If Rossiter was asked “How powerful is the presidency?”, he would surely answer like many Americans do, that the president is the most powerful person in the world. Rossiter wrote that the president is also the leader of the free nations. This is so because as long as America stays rich and powerful, the president’s words will have a large effect on other countries that may be involved with America, giving the president some “world-wide” power along with the large amount of power he already has just over his nation.
Richard Neustadt states that the president’s power is actually his influence in his essay, “Presidential Power”. He wrote that the president gets many demands from many people from different groups and that he has a responsibility to listen and try to comply with those demands. But even with all these demands, the president is not guaranteed or even assured that people will agree with him or support him. This weakens his power because he can not put the pressure Congress to get the things he wants done because if the public isn’t behind him then members of Congress are less afraid to disagree with the president or go another way on some issues. This will slow things down and make it hard for the president to accomplish things.

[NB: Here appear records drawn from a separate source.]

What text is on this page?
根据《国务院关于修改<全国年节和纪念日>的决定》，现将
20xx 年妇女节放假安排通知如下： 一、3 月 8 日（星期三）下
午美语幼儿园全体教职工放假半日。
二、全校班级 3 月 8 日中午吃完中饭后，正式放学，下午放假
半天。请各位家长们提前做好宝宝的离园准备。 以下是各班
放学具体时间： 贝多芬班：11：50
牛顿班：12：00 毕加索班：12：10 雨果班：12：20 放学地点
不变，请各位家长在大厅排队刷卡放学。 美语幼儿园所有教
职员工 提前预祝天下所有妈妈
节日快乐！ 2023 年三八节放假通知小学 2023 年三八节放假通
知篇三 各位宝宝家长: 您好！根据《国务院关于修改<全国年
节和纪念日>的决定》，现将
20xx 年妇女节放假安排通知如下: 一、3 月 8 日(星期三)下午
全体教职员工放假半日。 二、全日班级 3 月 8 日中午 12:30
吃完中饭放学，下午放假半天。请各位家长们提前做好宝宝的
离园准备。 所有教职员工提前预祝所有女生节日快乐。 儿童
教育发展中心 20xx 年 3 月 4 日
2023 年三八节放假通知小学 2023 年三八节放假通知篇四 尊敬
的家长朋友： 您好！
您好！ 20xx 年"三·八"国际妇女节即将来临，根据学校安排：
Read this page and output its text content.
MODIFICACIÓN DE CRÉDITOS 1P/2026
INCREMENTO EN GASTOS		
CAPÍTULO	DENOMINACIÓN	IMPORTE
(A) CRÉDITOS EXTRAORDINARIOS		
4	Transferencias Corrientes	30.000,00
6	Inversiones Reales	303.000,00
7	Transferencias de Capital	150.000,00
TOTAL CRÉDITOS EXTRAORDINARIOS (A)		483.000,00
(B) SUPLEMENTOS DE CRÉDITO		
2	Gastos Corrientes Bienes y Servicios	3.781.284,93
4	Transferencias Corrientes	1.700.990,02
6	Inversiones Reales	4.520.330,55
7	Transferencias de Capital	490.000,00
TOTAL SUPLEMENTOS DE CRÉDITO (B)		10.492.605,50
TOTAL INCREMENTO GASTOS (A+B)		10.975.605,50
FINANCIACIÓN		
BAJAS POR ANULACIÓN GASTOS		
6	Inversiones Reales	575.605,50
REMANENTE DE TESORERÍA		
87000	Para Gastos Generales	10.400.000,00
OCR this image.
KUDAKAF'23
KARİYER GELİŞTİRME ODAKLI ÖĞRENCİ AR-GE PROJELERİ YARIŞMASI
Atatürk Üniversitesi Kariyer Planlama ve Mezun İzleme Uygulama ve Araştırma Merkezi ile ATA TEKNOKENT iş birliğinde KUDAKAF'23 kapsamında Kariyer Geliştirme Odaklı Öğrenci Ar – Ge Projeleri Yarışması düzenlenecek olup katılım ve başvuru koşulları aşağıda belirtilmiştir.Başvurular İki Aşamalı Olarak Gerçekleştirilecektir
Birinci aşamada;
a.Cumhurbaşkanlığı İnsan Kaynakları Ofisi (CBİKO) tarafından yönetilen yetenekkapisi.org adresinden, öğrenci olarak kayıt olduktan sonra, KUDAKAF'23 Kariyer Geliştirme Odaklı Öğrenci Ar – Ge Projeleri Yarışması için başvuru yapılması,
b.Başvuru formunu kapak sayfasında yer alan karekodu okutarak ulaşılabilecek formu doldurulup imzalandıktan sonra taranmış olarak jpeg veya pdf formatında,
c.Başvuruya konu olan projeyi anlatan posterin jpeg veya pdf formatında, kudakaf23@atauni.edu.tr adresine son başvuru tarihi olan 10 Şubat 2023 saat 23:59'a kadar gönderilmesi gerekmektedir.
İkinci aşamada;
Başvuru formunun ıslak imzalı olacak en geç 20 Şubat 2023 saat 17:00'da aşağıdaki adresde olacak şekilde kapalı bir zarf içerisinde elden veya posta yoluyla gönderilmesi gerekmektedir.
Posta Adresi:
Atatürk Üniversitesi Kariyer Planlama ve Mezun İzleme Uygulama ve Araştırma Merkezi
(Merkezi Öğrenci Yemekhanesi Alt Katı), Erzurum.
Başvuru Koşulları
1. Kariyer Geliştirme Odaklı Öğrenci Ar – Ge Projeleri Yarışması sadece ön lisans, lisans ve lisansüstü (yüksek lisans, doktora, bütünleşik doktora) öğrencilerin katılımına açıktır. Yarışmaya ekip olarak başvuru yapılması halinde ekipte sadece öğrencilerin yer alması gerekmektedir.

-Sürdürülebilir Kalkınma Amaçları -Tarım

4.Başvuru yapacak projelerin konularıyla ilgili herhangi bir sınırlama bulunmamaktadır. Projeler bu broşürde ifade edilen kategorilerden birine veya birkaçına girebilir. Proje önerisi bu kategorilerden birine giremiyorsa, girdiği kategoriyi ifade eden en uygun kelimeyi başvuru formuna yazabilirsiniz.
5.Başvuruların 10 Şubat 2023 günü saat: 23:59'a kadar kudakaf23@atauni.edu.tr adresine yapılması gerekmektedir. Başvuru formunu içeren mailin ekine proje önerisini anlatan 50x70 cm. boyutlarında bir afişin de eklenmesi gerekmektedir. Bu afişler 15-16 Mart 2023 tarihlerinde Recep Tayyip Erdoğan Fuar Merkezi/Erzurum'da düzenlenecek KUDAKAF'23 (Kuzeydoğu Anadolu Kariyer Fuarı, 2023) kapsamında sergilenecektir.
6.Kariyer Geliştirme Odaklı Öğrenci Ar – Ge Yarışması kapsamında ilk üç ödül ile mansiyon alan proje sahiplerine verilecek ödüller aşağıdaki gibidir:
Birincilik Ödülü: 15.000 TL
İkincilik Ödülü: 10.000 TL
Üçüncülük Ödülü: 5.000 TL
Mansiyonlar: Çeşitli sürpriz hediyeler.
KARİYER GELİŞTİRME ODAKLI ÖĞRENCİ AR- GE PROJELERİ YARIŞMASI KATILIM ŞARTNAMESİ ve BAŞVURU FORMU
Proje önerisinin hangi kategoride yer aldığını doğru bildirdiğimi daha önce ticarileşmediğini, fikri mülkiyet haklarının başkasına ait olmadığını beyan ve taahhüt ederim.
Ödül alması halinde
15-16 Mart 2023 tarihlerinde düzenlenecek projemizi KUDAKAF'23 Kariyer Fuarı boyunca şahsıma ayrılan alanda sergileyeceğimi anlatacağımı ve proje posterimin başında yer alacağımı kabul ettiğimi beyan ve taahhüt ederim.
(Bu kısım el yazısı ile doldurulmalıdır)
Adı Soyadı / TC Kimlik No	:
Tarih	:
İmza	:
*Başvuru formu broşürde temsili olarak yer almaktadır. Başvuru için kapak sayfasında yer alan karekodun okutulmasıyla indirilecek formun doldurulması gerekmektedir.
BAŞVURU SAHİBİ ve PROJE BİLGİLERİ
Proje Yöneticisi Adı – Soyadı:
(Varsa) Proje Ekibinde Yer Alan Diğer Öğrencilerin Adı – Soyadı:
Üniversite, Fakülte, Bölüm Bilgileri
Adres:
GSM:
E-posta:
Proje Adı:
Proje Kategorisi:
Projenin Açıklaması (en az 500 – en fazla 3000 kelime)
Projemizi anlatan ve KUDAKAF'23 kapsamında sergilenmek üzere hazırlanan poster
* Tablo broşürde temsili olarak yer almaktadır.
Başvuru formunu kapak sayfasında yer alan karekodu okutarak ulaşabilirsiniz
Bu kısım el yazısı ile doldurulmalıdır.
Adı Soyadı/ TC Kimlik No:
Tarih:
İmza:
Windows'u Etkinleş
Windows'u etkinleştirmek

Thomas Cronin and Michael Genovese wrote about the factors that limit and contribute to the power of the president in their essay “Presidential Paradoxes”. Cronin and Genovese basically see the presidency as powerful and weak because of ironic limitations, but if a president was to manage and balance the limitations and the advantages then the presidency can be a powerful position indeed. Some important factors to “balance” would be self-confidence, leadership, position-taking, agenda-setting, partisanship, and behavior. Cronin and Genovese listed some paradoxes that people share towards the presidency, a president must overcome these things in order to be successful and maintain as much support as possible.
Aaron Wildavsky provides an interesting answer to the question of the power of the presidency, or how Wildavsky puts it, the presidencies with his essay “The Two Presidencies”. Wildavsky is not saying that there are really two presidents but that one “presidency” is concerned with domestic affairs, and the other with defense and foreign policy. Wildavsky makes the point that the president is much more powerful when it comes to dealing with foreign affairs opposed to domestic. This is so for a few reasons.
One being that Congress interferes a lot more when dealing with domestic issues, and not as much with foreign because Congress doesn’t feel it’s their place. Another reason is that the public is naturally more familiar with domestic issues rather than foreign, thus giving the president more trouble with domestic affairs, also the president is trusted by the people for foreign policy because he is commander in chief. The president is also head of some agencies and that also manifests some support.